The new measures require banks to offer services tied to the electronic coin, giving lenders with assets greater than $1 billion 120 days to fulfill the requirement, while smaller banks will get as long as a year, according to a resolution published in the nation’s official register May 25.

The rule change will give users more opportunities to use the digital currency, which will continue to be completely voluntary for private citizens, the central bank’s press office said in response to questions from Bloomberg.

“What changes is that those citizens who voluntarily have decided to use the electronic money will be able to do it at all of the banks in the financial system,” the monetary authority said.

Oil Prices

Concern about the OPEC nation’s economy has grown over the last year as prices for its crude oil, which made up about half of Ecuador’s 2014 export revenue, slumped to an almost six-year low in January. While Ecuador’s Oriente oil prices have climbed 49 percent to $57.00 a barrel since then, the government is still on track to post the biggest budget deficit on record.

So investors in Ecuador should be focused on the outlook for crude and the government’s ability to fund itself, not the use of an e-currency, Nomura’s Kulesz said in a note May 28.

“There are lots of things to worry about in Ecuador, but this is not it,” Kulesz wrote.
Still, last week’s banking rules revived questions about how the government plans to use the new currency in the future and officials’ long-term support of dollarization, according to Sarah Glendon, an economist at Gramercy Funds Management LLC.

‘Contingency Plan’

“I have never gotten a logical explanation from the government as to why the central bank is the intermediary for this e-money, whereas in other countries, it is commercial banks,” Glendon said from Greenwich, Connecticut. “I view the e-money as a contingency plan that is setting the stage for eventual de-dollarization.
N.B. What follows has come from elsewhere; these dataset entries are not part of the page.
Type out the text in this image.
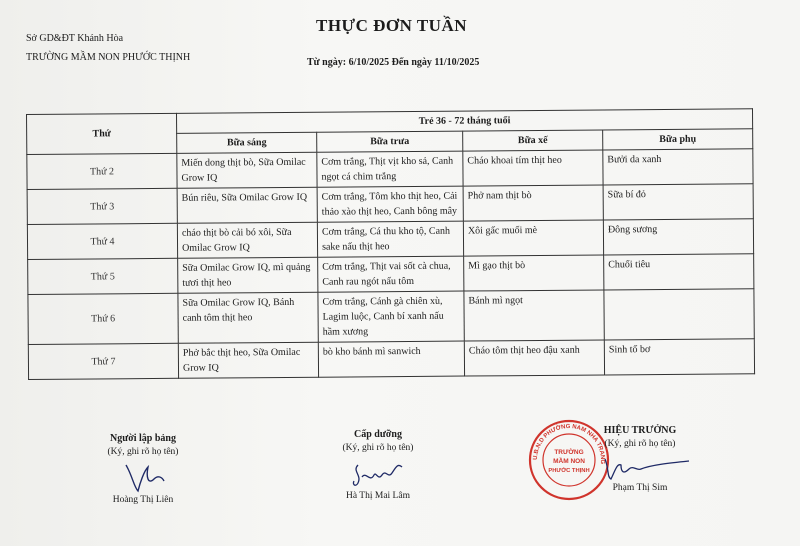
Sở GD&ĐT Khánh Hòa
TRƯỜNG MẦM NON PHƯỚC THỊNH
THỰC ĐƠN TUẦN
Từ ngày: 6/10/2025 Đến ngày 11/10/2025
Thứ	Trẻ 36 - 72 tháng tuổi			
	Bữa sáng	Bữa trưa	Bữa xế	Bữa phụ
Thứ 2	Miến dong thịt bò, Sữa Omilac Grow IQ	Cơm trắng, Thịt vịt kho sả, Canh ngọt cá chim trắng	Cháo khoai tím thịt heo	Bưởi da xanh
Thứ 3	Bún riêu, Sữa Omilac Grow IQ	Cơm trắng, Tôm kho thịt heo, Cải thảo xào thịt heo, Canh bông mây	Phở nam thịt bò	Sữa bí đỏ
Thứ 4	cháo thịt bò cải bó xôi, Sữa Omilac Grow IQ	Cơm trắng, Cá thu kho tộ, Canh sake nấu thịt heo	Xôi gấc muối mè	Đông sương
Thứ 5	Sữa Omilac Grow IQ, mì quảng tươi thịt heo	Cơm trắng, Thịt vai sốt cà chua, Canh rau ngót nấu tôm	Mì gạo thịt bò	Chuối tiêu
Thứ 6	Sữa Omilac Grow IQ, Bánh canh tôm thịt heo	Cơm trắng, Cánh gà chiên xù, Lagim luộc, Canh bí xanh nấu hầm xương	Bánh mì ngọt	
Thứ 7	Phở bắc thịt heo, Sữa Omilac Grow IQ	bò kho bánh mì sanwich	Cháo tôm thịt heo đậu xanh	Sinh tố bơ
Người lập bảng
(Ký, ghi rõ họ tên)
Hoàng Thị Liên
Cấp dưỡng
(Ký, ghi rõ họ tên)
Hà Thị Mai Lâm
U.B.N.D PHƯỜNG NAM NHA TRANG
TRƯỜNG
MẦM NON
PHƯỚC THỊNH
HIỆU TRƯỞNG
(Ký, ghi rõ họ tên)
Phạm Thị Sim
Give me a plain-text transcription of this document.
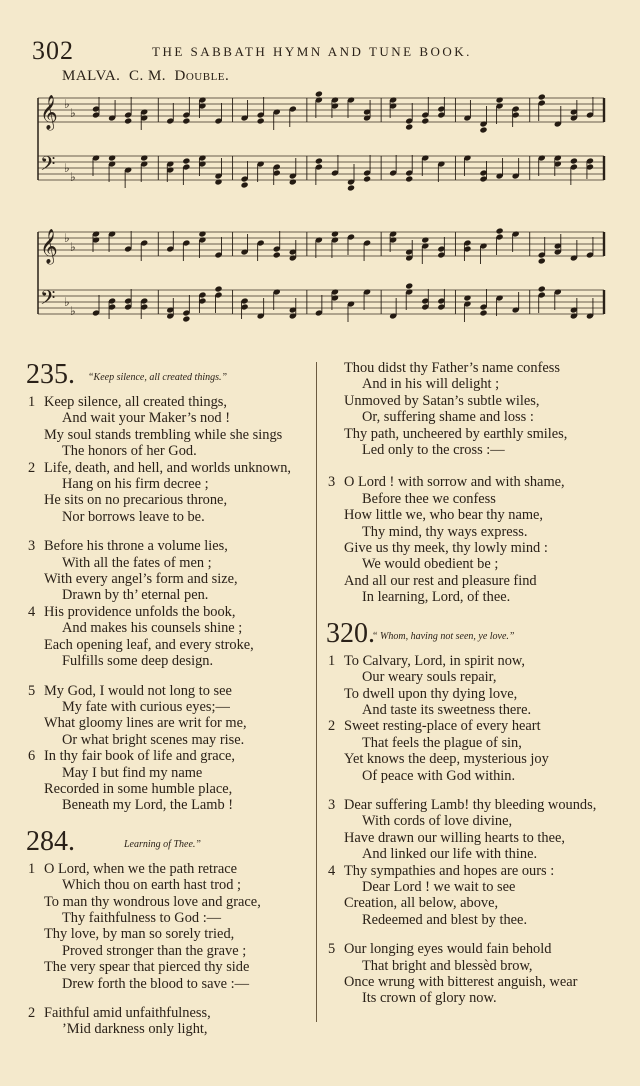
302	THE SABBATH HYMN AND TUNE BOOK.
MALVA. C. M. Double.
𝄞 ♭
♭
𝄢 ♭
♭
𝄞 ♭
♭
𝄢 ♭
♭
235. “Keep silence, all created things.”
1 Keep silence, all created things,
And wait your Maker’s nod !
My soul stands trembling while she sings
The honors of her God.
2 Life, death, and hell, and worlds unknown,
Hang on his firm decree ;
He sits on no precarious throne,
Nor borrows leave to be.
3 Before his throne a volume lies,
With all the fates of men ;
With every angel’s form and size,
Drawn by th’ eternal pen.
4 His providence unfolds the book,
And makes his counsels shine ;
Each opening leaf, and every stroke,
Fulfills some deep design.
5 My God, I would not long to see
My fate with curious eyes;—
What gloomy lines are writ for me,
Or what bright scenes may rise.
6 In thy fair book of life and grace,
May I but find my name
Recorded in some humble place,
Beneath my Lord, the Lamb !
284.	Learning of Thee.”
1 O Lord, when we the path retrace
Which thou on earth hast trod ;
To man thy wondrous love and grace,
Thy faithfulness to God :—
Thy love, by man so sorely tried,
Proved stronger than the grave ;
The very spear that pierced thy side
Drew forth the blood to save :—
2 Faithful amid unfaithfulness,
’Mid darkness only light,
Thou didst thy Father’s name confess
And in his will delight ;
Unmoved by Satan’s subtle wiles,
Or, suffering shame and loss :
Thy path, uncheered by earthly smiles,
Led only to the cross :—
3 O Lord ! with sorrow and with shame,
Before thee we confess
How little we, who bear thy name,
Thy mind, thy ways express.
Give us thy meek, thy lowly mind :
We would obedient be ;
And all our rest and pleasure find
In learning, Lord, of thee.
320.
“ Whom, having not seen, ye love.”
1 To Calvary, Lord, in spirit now,
Our weary souls repair,
To dwell upon thy dying love,
And taste its sweetness there.
2 Sweet resting-place of every heart
That feels the plague of sin,
Yet knows the deep, mysterious joy
Of peace with God within.
3 Dear suffering Lamb! thy bleeding wounds,
With cords of love divine,
Have drawn our willing hearts to thee,
And linked our life with thine.
4 Thy sympathies and hopes are ours :
Dear Lord ! we wait to see
Creation, all below, above,
Redeemed and blest by thee.
5 Our longing eyes would fain behold
That bright and blessèd brow,
Once wrung with bitterest anguish, wear
Its crown of glory now.
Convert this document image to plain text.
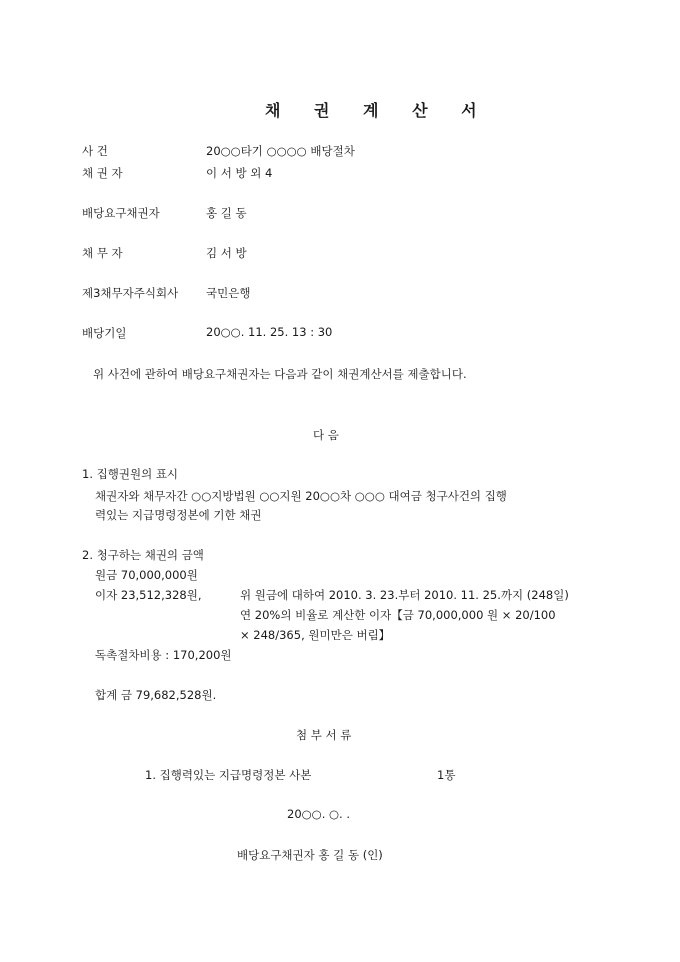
채 권 계 산 서
사 건	20○○타기 ○○○○ 배당절차
채 권 자	이 서 방 외 4
배당요구채권자	홍 길 동
채 무 자	김 서 방
제3채무자주식회사 국민은행
배당기일	20○○. 11. 25. 13 : 30
위 사건에 관하여 배당요구채권자는 다음과 같이 채권계산서를 제출합니다.
다 음
1. 집행권원의 표시
채권자와 채무자간 ○○지방법원 ○○지원 20○○차 ○○○ 대여금 청구사건의 집행
력있는 지급명령정본에 기한 채권
2. 청구하는 채권의 금액
원금 70,000,000원
이자 23,512,328원,	위 원금에 대하여 2010. 3. 23.부터 2010. 11. 25.까지 (248일)
연 20%의 비율로 계산한 이자【금 70,000,000 원 × 20/100
× 248/365, 원미만은 버림】
독촉절차비용 : 170,200원
합계 금 79,682,528원.
첨 부 서 류
1. 집행력있는 지급명령정본 사본	1통
20○○. ○. .
배당요구채권자 홍 길 동 (인)
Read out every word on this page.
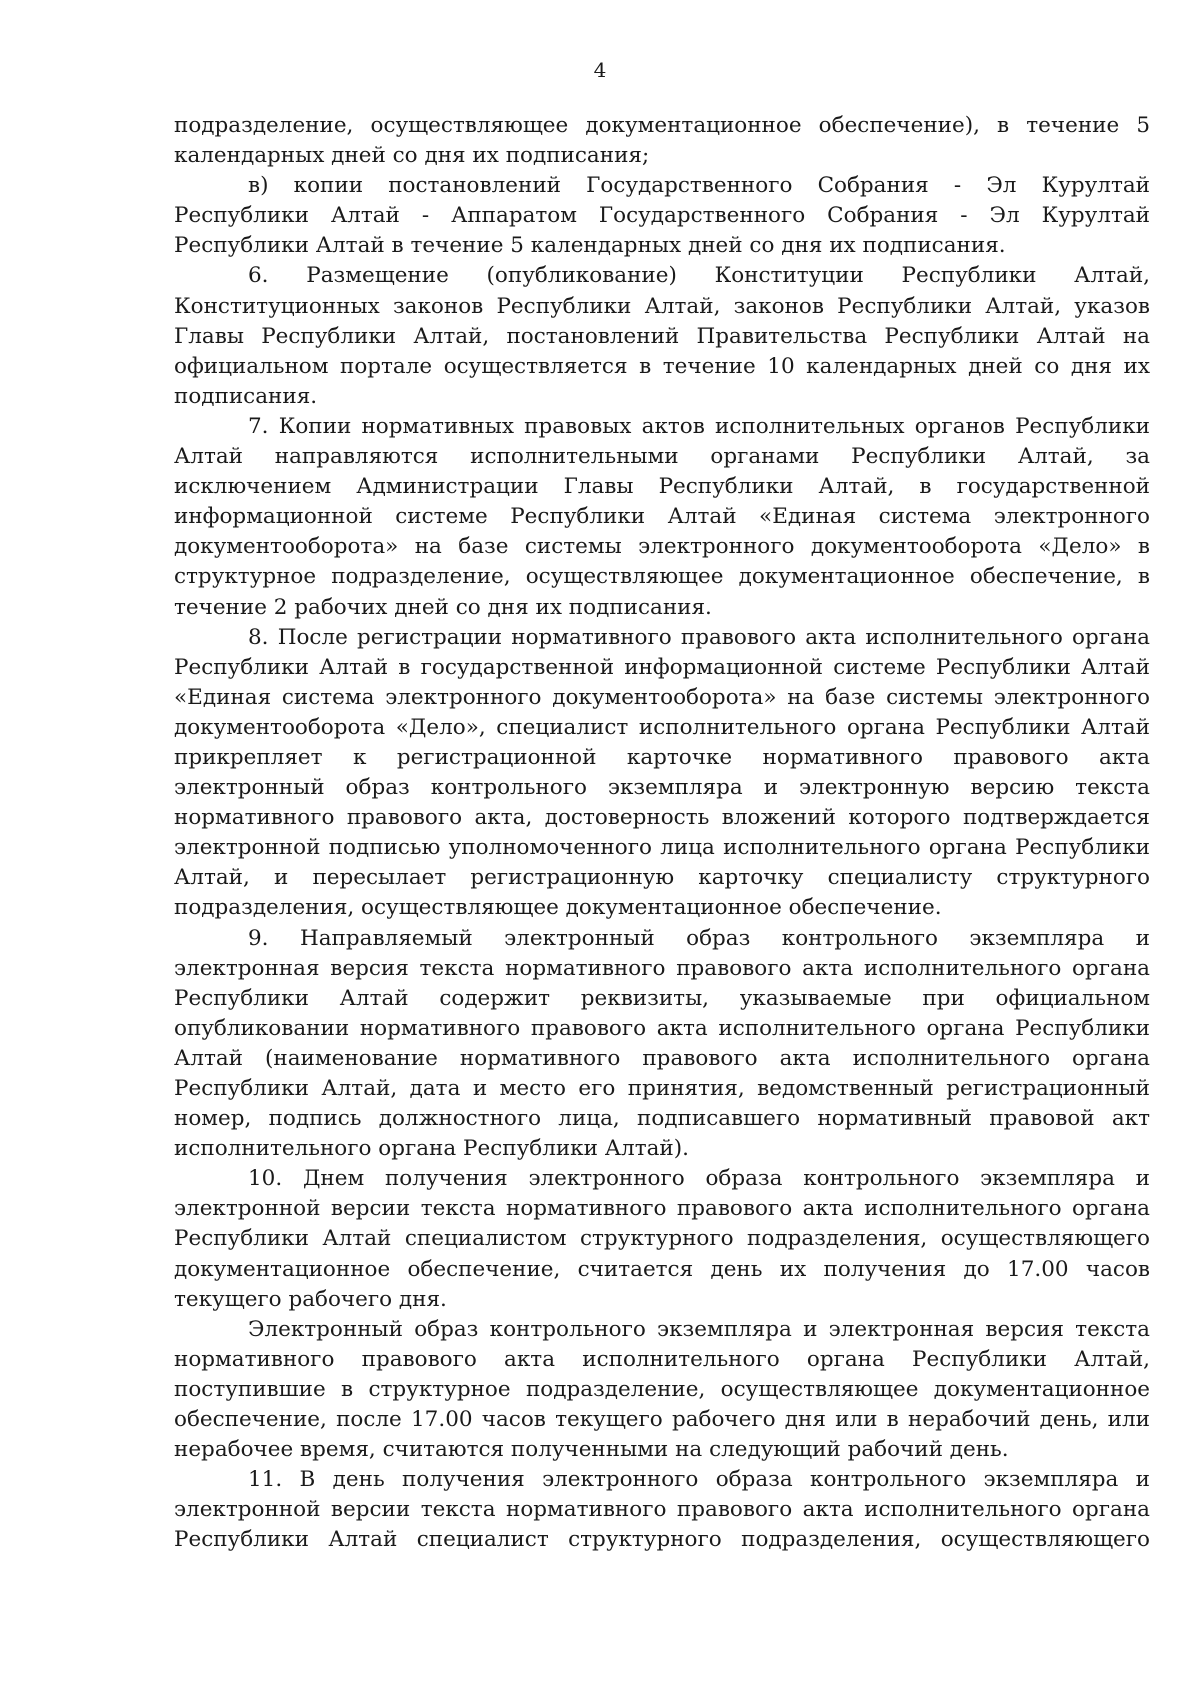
4

подразделение, осуществляющее документационное обеспечение), в течение 5 календарных дней со дня их подписания;

в) копии постановлений Государственного Собрания - Эл Курултай Республики Алтай - Аппаратом Государственного Собрания - Эл Курултай Республики Алтай в течение 5 календарных дней со дня их подписания.

6. Размещение (опубликование) Конституции Республики Алтай, Конституционных законов Республики Алтай, законов Республики Алтай, указов Главы Республики Алтай, постановлений Правительства Республики Алтай на официальном портале осуществляется в течение 10 календарных дней со дня их подписания.

7. Копии нормативных правовых актов исполнительных органов Республики Алтай направляются исполнительными органами Республики Алтай, за исключением Администрации Главы Республики Алтай, в государственной информационной системе Республики Алтай «Единая система электронного документооборота» на базе системы электронного документооборота «Дело» в структурное подразделение, осуществляющее документационное обеспечение, в течение 2 рабочих дней со дня их подписания.

8. После регистрации нормативного правового акта исполнительного органа Республики Алтай в государственной информационной системе Республики Алтай «Единая система электронного документооборота» на базе системы электронного документооборота «Дело», специалист исполнительного органа Республики Алтай прикрепляет к регистрационной карточке нормативного правового акта электронный образ контрольного экземпляра и электронную версию текста нормативного правового акта, достоверность вложений которого подтверждается электронной подписью уполномоченного лица исполнительного органа Республики Алтай, и пересылает регистрационную карточку специалисту структурного подразделения, осуществляющее документационное обеспечение.

9. Направляемый электронный образ контрольного экземпляра и электронная версия текста нормативного правового акта исполнительного органа Республики Алтай содержит реквизиты, указываемые при официальном опубликовании нормативного правового акта исполнительного органа Республики Алтай (наименование нормативного правового акта исполнительного органа Республики Алтай, дата и место его принятия, ведомственный регистрационный номер, подпись должностного лица, подписавшего нормативный правовой акт исполнительного органа Республики Алтай).

10. Днем получения электронного образа контрольного экземпляра и электронной версии текста нормативного правового акта исполнительного органа Республики Алтай специалистом структурного подразделения, осуществляющего документационное обеспечение, считается день их получения до 17.00 часов текущего рабочего дня.

Электронный образ контрольного экземпляра и электронная версия текста нормативного правового акта исполнительного органа Республики Алтай, поступившие в структурное подразделение, осуществляющее документационное обеспечение, после 17.00 часов текущего рабочего дня или в нерабочий день, или нерабочее время, считаются полученными на следующий рабочий день.

11. В день получения электронного образа контрольного экземпляра и электронной версии текста нормативного правового акта исполнительного органа Республики Алтай специалист структурного подразделения, осуществляющего
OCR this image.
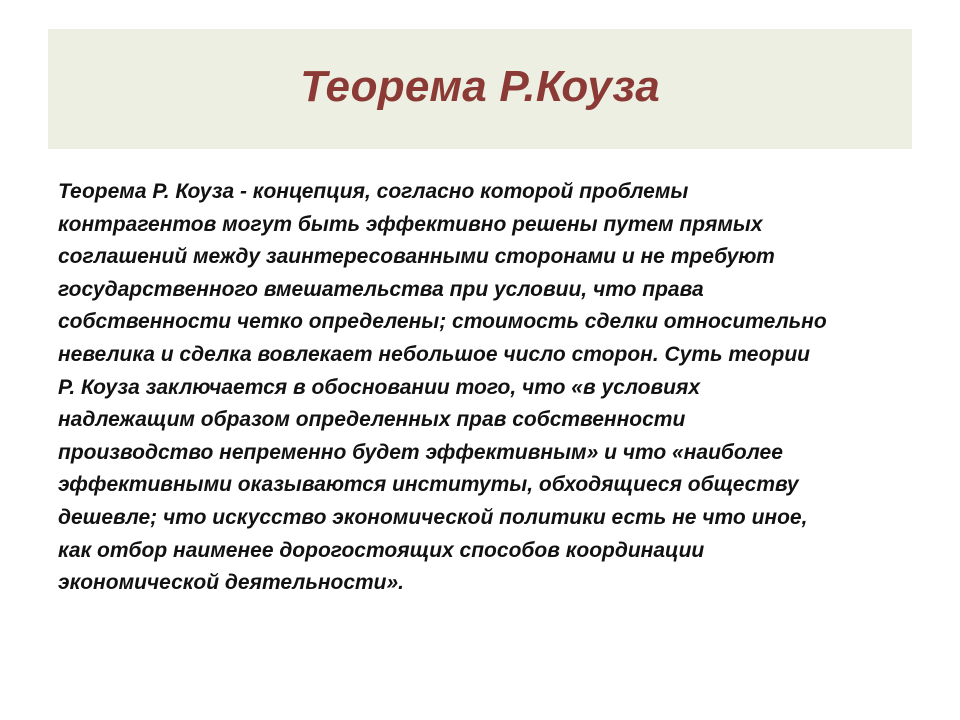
Теорема Р.Коуза
Теорема Р. Коуза - концепция, согласно которой проблемы
контрагентов могут быть эффективно решены путем прямых
соглашений между заинтересованными сторонами и не требуют
государственного вмешательства при условии, что права
собственности четко определены; стоимость сделки относительно
невелика и сделка вовлекает небольшое число сторон. Суть теории
Р. Коуза заключается в обосновании того, что «в условиях
надлежащим образом определенных прав собственности
производство непременно будет эффективным» и что «наиболее
эффективными оказываются институты, обходящиеся обществу
дешевле; что искусство экономической политики есть не что иное,
как отбор наименее дорогостоящих способов координации
экономической деятельности».
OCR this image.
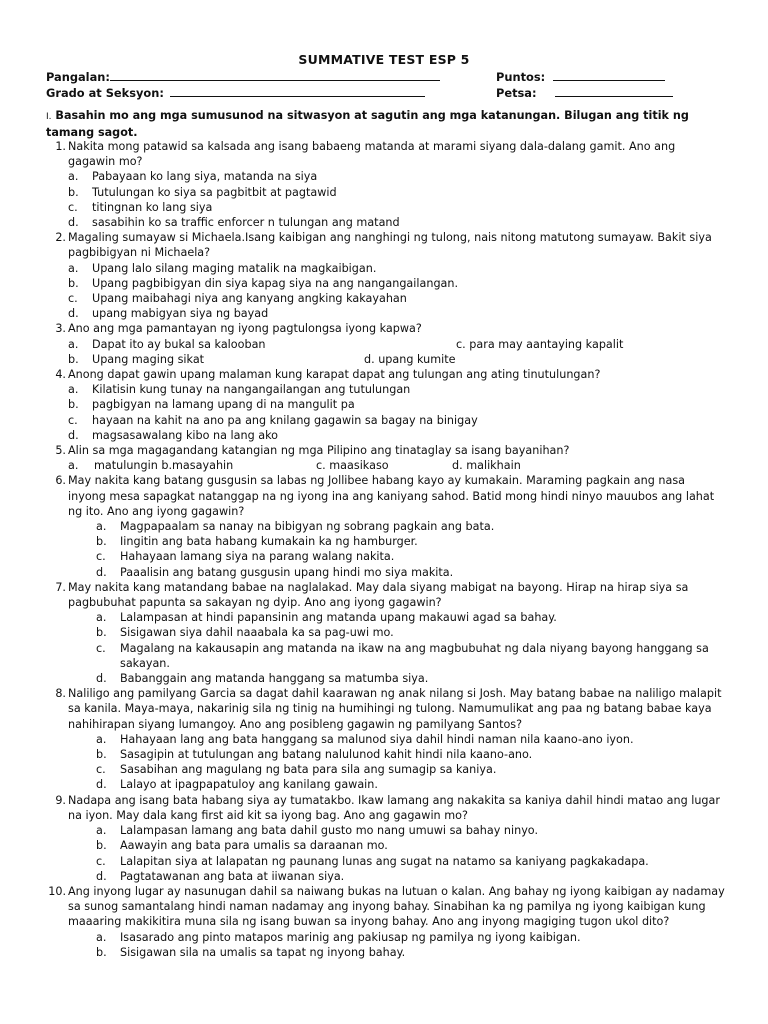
SUMMATIVE TEST ESP 5
Pangalan:	Puntos:
Grado at Seksyon:	Petsa:
I. Basahin mo ang mga sumusunod na sitwasyon at sagutin ang mga katanungan. Bilugan ang titik ng tamang sagot.
1. Nakita mong patawid sa kalsada ang isang babaeng matanda at marami siyang dala-dalang gamit. Ano ang gagawin mo?
a. Pabayaan ko lang siya, matanda na siya
b. Tutulungan ko siya sa pagbitbit at pagtawid
c. titingnan ko lang siya
d. sasabihin ko sa traffic enforcer n tulungan ang matand
2. Magaling sumayaw si Michaela.Isang kaibigan ang nanghingi ng tulong, nais nitong matutong sumayaw. Bakit siya pagbibigyan ni Michaela?
a. Upang lalo silang maging matalik na magkaibigan.
b. Upang pagbibigyan din siya kapag siya na ang nangangailangan.
c. Upang maibahagi niya ang kanyang angking kakayahan
d. upang mabigyan siya ng bayad
3. Ano ang mga pamantayan ng iyong pagtulongsa iyong kapwa?
a. Dapat ito ay bukal sa kalooban	c. para may aantaying kapalit
b. Upang maging sikat	d. upang kumite
4. Anong dapat gawin upang malaman kung karapat dapat ang tulungan ang ating tinutulungan?
a. Kilatisin kung tunay na nangangailangan ang tutulungan
b. pagbigyan na lamang upang di na mangulit pa
c. hayaan na kahit na ano pa ang knilang gagawin sa bagay na binigay
d. magsasawalang kibo na lang ako
5. Alin sa mga magagandang katangian ng mga Pilipino ang tinataglay sa isang bayanihan?
a. matulungin b.masayahin	c. maasikaso	d. malikhain
6. May nakita kang batang gusgusin sa labas ng Jollibee habang kayo ay kumakain. Maraming pagkain ang nasa inyong mesa sapagkat natanggap na ng iyong ina ang kaniyang sahod. Batid mong hindi ninyo mauubos ang lahat ng ito. Ano ang iyong gagawin?
a. Magpapaalam sa nanay na bibigyan ng sobrang pagkain ang bata.
b. Iingitin ang bata habang kumakain ka ng hamburger.
c. Hahayaan lamang siya na parang walang nakita.
d. Paaalisin ang batang gusgusin upang hindi mo siya makita.
7. May nakita kang matandang babae na naglalakad. May dala siyang mabigat na bayong. Hirap na hirap siya sa pagbubuhat papunta sa sakayan ng dyip. Ano ang iyong gagawin?
a. Lalampasan at hindi papansinin ang matanda upang makauwi agad sa bahay.
b. Sisigawan siya dahil naaabala ka sa pag-uwi mo.
c. Magalang na kakausapin ang matanda na ikaw na ang magbubuhat ng dala niyang bayong hanggang sa sakayan.
d. Babanggain ang matanda hanggang sa matumba siya.
8. Naliligo ang pamilyang Garcia sa dagat dahil kaarawan ng anak nilang si Josh. May batang babae na naliligo malapit sa kanila. Maya-maya, nakarinig sila ng tinig na humihingi ng tulong. Namumulikat ang paa ng batang babae kaya nahihirapan siyang lumangoy. Ano ang posibleng gagawin ng pamilyang Santos?
a. Hahayaan lang ang bata hanggang sa malunod siya dahil hindi naman nila kaano-ano iyon.
b. Sasagipin at tutulungan ang batang nalulunod kahit hindi nila kaano-ano.
c. Sasabihan ang magulang ng bata para sila ang sumagip sa kaniya.
d. Lalayo at ipagpapatuloy ang kanilang gawain.
9. Nadapa ang isang bata habang siya ay tumatakbo. Ikaw lamang ang nakakita sa kaniya dahil hindi matao ang lugar na iyon. May dala kang first aid kit sa iyong bag. Ano ang gagawin mo?
a. Lalampasan lamang ang bata dahil gusto mo nang umuwi sa bahay ninyo.
b. Aawayin ang bata para umalis sa daraanan mo.
c. Lalapitan siya at lalapatan ng paunang lunas ang sugat na natamo sa kaniyang pagkakadapa.
d. Pagtatawanan ang bata at iiwanan siya.
10. Ang inyong lugar ay nasunugan dahil sa naiwang bukas na lutuan o kalan. Ang bahay ng iyong kaibigan ay nadamay sa sunog samantalang hindi naman nadamay ang inyong bahay. Sinabihan ka ng pamilya ng iyong kaibigan kung maaaring makikitira muna sila ng isang buwan sa inyong bahay. Ano ang inyong magiging tugon ukol dito?
a. Isasarado ang pinto matapos marinig ang pakiusap ng pamilya ng iyong kaibigan.
b. Sisigawan sila na umalis sa tapat ng inyong bahay.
Not immediate, but eventual.”

Correa, who’s likened dollarization to boxing with one hand, is a vocal critic of Ecuador’s use of the greenback. Still, he and his cabinet members have repeatedly said they have no plans to abandon the dollar.

“We think the authorities are strongly committed to the politically popular dollarization regime, at least through the 2017 election cycle,” Benjamin Ramsey, an economist at JPMorgan in New York, said in a May 29 research note.

Juan Lorenzo Maldonado, an economist at Credit Suisse in New York, said in a note to clients it doesn’t seem there are immediate plans by Ecuador to use the electronic currency to make payments to suppliers or employees.

“Officials completely discarded any intentions of doing so, and we take their word at face value,” he said.